The ploy_ec2 plugin provides integration of Amazon EC2 with ploy.

Installation

ploy_ec2 is best installed with easy_install, pip or with zc.recipe.egg in a buildout.

Masters

To use ploy_ec2 you need an Amazon account and AWS keys.

Once you got your keys, you should put them in a secure location and reference them in your ploy.conf. Additionally you need to set the region of the master:

[ec2-master:ec2eu]
access-key-id = ~/.aws/ec2.id
secret-access-key = ~/.aws/ec2.key
region = eu-west-1

You can also set the AWS_ACCESS_KEY_ID and AWS_SECRET_ACCESS_KEY environment variables instead.

You need to define a master for each region you want to use.

Instances

Each instance has the following mandatory settings:

image
The Amazon Machine Image (AMI) that this instance will start up with.
keypair
The name of the SSH keypair to use.
placement
The availability zone in which to launch the instances.
securitygroups
The name of the Securitygroups this instance should be assigned to.

The following settings are optional:

instance_type

ip

startup_script
Path to a script which will be run right after creation and first start of the instance. This uses the User Data feature and needs to be supported by the AMI.

volumes

snapshots

device_map

delete-volumes-on-terminate

Securitygroups

description

connections
[ec2-securitygroup:app-server]
description = The production server
connections =
    tcp     22      22      0.0.0.0/0
    tcp     80      80      0.0.0.0/0

Volumes

You can define volumes via ec2-volume sections. The id of the section must not start with vol-. You can declare the size as a number of GB.

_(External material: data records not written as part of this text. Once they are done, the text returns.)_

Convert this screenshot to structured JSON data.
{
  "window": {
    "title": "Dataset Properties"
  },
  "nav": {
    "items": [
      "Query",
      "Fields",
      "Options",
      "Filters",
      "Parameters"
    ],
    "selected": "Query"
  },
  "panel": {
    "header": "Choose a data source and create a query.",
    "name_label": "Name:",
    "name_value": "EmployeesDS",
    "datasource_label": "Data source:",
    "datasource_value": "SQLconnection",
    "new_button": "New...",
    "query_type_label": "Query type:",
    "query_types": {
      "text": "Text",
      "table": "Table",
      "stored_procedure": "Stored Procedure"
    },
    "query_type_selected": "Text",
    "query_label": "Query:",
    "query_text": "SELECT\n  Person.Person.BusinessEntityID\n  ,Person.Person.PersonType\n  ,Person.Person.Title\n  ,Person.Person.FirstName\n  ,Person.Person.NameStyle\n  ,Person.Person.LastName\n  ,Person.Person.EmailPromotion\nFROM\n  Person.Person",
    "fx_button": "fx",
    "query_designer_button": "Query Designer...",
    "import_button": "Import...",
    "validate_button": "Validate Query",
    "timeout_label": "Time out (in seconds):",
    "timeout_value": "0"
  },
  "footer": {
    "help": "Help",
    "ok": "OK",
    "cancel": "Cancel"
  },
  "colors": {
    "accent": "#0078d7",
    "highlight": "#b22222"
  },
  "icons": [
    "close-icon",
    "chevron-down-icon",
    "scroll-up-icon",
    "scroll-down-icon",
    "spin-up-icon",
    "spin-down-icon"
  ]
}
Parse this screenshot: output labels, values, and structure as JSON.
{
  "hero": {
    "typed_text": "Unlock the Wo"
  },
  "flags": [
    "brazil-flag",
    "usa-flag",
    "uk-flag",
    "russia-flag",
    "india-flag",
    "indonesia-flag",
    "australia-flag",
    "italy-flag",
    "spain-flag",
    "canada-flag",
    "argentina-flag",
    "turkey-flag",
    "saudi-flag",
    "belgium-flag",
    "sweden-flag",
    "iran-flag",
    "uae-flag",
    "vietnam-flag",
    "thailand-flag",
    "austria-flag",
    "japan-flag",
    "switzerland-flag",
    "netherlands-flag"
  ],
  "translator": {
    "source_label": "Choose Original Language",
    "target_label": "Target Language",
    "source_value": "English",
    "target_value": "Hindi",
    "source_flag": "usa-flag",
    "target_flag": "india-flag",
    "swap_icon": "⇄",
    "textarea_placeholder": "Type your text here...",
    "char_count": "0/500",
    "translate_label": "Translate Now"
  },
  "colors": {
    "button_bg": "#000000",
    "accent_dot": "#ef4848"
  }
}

If the volume doesn’t exist, it is automatically created.

[ec2-volume:a-volume-name]
size = 100

[ec2-instance:foo]
...
volumes = a-volume-name /dev/sdf

Macro expansion

For instances the ip and volumes options aren’t copied when expanding macros.

Fingerprint verification

Automatic ssh fingerprint verification works by checking whether the fingerprint is in the console output of the instance.

After reboot or stop/start of an instance, the console output is refreshed. The problem with that is, that the fingerprint isn’t included in the console anymore by default. To fix that you need to log the fingerprint on reboot somehow. One way to do that with Ubuntu is to add a script at /var/lib/cloud/scripts/per-boot/ssh-keys with this content:

#!/bin/sh
/usr/bin/ssh-keygen -l -f /etc/ssh/ssh_host_rsa_key.pub

Make sure that script is executable.